We agree and hold that a section 881(a) forfeiture complaint must allege sufficient facts to provide a reasonable belief that the property is subject to forfeiture: in particular, that the government has probable cause to believe that a substantial connection exists between the property to be forfeited and the exchange of a controlled substance.22 See $39,000, 801 F.2d at 1219, 1220; $18,000.00, No. C86-478A, slip op. at 6-7; United States v. A Parcel of Real Property Commonly Known As: 3400-3410 W. 16th St, 686 F.Supp. 142, 146-47 (N.D.Ill.1986); see also Riverway Co. v. Spivey Marine and Harbor Serv. Co., 598 F.Supp. 909, 913 (S.D.Ill.1984) (under Supplemental Rule E(2) the complaint must evince a reasonable belief that the claim has merit); cf. Four Million, Two Hundred Fifty-Five Thousand, 762 F.2d at 903 (defining probable cause); $364,960, 661 F.2d at 323 (same).
Applying these principles to the instant action, we conclude that the government’s complaint must be dismissed pursuant to Supplemental Rule E(2).
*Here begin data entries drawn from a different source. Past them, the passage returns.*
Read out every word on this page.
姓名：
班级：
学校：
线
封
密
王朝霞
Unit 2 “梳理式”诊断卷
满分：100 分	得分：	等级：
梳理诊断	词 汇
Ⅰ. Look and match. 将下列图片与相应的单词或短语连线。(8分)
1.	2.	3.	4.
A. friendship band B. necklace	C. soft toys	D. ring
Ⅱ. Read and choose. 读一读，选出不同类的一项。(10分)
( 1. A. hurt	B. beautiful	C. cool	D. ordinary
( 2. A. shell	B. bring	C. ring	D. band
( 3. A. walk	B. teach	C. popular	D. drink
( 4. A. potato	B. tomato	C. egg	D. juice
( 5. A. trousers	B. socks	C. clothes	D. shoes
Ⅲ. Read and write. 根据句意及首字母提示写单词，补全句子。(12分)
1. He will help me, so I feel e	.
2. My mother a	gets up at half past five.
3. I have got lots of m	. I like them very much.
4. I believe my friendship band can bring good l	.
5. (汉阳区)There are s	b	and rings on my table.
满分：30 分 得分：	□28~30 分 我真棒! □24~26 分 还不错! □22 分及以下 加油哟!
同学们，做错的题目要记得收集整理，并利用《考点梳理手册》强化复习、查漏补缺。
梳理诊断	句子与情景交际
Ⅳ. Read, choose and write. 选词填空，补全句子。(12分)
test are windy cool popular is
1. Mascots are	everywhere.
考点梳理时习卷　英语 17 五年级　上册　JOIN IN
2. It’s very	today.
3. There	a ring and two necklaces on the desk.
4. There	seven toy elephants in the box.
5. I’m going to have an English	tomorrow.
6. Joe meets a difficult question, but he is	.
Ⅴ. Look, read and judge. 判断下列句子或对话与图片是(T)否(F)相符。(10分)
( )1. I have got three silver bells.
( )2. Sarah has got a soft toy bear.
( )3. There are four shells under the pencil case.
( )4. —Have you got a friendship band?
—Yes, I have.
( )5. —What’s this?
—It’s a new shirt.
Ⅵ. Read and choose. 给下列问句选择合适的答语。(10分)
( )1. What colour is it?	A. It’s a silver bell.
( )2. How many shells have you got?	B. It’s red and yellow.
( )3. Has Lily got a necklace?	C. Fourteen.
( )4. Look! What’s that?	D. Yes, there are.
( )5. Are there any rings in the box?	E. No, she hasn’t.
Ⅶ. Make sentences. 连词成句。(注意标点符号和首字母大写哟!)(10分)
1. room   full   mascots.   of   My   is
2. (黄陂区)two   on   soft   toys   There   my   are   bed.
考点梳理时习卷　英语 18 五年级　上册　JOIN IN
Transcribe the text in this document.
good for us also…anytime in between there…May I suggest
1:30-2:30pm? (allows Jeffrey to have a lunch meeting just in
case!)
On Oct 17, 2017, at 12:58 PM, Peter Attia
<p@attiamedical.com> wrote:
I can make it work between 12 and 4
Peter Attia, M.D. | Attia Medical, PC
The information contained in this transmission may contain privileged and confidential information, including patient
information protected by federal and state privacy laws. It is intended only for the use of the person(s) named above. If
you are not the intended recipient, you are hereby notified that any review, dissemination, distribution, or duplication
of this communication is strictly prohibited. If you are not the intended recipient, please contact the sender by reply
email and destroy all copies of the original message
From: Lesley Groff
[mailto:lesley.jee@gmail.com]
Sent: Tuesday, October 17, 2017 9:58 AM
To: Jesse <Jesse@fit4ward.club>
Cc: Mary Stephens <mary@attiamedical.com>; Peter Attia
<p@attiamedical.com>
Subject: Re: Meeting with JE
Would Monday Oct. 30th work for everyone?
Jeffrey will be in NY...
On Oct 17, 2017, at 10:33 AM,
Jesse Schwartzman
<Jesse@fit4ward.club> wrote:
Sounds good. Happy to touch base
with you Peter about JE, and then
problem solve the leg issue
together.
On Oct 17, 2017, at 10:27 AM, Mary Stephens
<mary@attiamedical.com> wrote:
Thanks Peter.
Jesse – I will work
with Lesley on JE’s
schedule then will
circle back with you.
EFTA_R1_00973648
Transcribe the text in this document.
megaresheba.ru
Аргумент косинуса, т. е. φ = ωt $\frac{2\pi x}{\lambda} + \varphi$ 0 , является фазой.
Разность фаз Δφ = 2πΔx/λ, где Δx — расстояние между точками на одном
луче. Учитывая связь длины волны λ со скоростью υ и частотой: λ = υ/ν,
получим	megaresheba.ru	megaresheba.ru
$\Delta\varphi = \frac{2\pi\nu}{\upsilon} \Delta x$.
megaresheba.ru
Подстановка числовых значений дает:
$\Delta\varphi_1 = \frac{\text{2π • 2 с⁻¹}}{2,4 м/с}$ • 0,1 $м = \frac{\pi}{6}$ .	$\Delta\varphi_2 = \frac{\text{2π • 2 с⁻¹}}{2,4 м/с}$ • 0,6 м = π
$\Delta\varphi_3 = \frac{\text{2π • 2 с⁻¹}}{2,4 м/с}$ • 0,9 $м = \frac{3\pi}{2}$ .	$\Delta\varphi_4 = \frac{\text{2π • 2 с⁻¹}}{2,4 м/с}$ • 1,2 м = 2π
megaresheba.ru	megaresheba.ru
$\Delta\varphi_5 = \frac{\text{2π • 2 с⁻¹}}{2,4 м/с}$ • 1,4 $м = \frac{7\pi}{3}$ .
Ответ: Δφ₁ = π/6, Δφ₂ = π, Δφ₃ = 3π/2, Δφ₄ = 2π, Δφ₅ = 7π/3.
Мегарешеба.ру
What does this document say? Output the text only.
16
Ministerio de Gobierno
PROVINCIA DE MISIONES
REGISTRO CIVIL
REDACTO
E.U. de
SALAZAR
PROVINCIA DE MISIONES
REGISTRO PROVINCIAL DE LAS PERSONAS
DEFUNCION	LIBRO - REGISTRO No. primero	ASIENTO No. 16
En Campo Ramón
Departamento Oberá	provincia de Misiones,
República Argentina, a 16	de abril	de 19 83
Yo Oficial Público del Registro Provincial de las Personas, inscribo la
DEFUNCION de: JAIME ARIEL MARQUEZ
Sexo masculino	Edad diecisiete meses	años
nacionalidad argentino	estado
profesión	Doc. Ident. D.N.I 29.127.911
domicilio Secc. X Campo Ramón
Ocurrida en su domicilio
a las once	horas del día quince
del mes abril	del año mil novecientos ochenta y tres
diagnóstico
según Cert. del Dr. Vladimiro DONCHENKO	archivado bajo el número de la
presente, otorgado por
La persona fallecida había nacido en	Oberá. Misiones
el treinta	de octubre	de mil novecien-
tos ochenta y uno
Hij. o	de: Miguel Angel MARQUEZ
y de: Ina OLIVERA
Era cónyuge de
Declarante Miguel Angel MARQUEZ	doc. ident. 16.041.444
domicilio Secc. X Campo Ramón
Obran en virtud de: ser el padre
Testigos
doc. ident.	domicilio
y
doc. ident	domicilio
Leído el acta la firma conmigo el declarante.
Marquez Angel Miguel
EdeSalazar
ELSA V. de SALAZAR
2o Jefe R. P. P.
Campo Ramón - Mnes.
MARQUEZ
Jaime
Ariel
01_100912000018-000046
The complaint is completely devoid of factual support for the government’s allegation that it has probable cause for forfeiture under section 881.23 Despite the clear language of Supplemental Rule E(2), the complaint contains not even a whiff of evidence to suggest that the currency is in any way linked to the exchange of a controlled substance. In fact, the only facts presented in the complaint are that the DEA seized the currency from Darrell Scott Woods in the Atlanta Airport on May 23, 1984. This statement does not provide claimants with notice of the basis for the government’s contention that it has the requisite probable cause to believe that a substantial connection exists between the currency and the exchange of a controlled substance. The complaint therefore must be dismissed.24 See $39,000, 801 F.2d at 1220.
We are not unsympathetic to the government’s strong desire to eradicate drug trafficking: we recognize that illegal drugs *1549pose a tremendous threat to the integrity of our system of government. We must not forget, however, that at the core of this system lies the Constitution, with its guarantees of individuals’ rights. We cannot permit these rights to become fatalities of the government’s war on drugs.
Accordingly, we REVERSE both orders of the district court and REMAND this case to the district court to dismiss the government’s complaint. The dismissal is without prejudice, and the district court is free to give leave to amend under Ped.R. Civ.P. 15 or treat the dismissal in any other way that would have been appropriate, had it initially dismissed the complaint.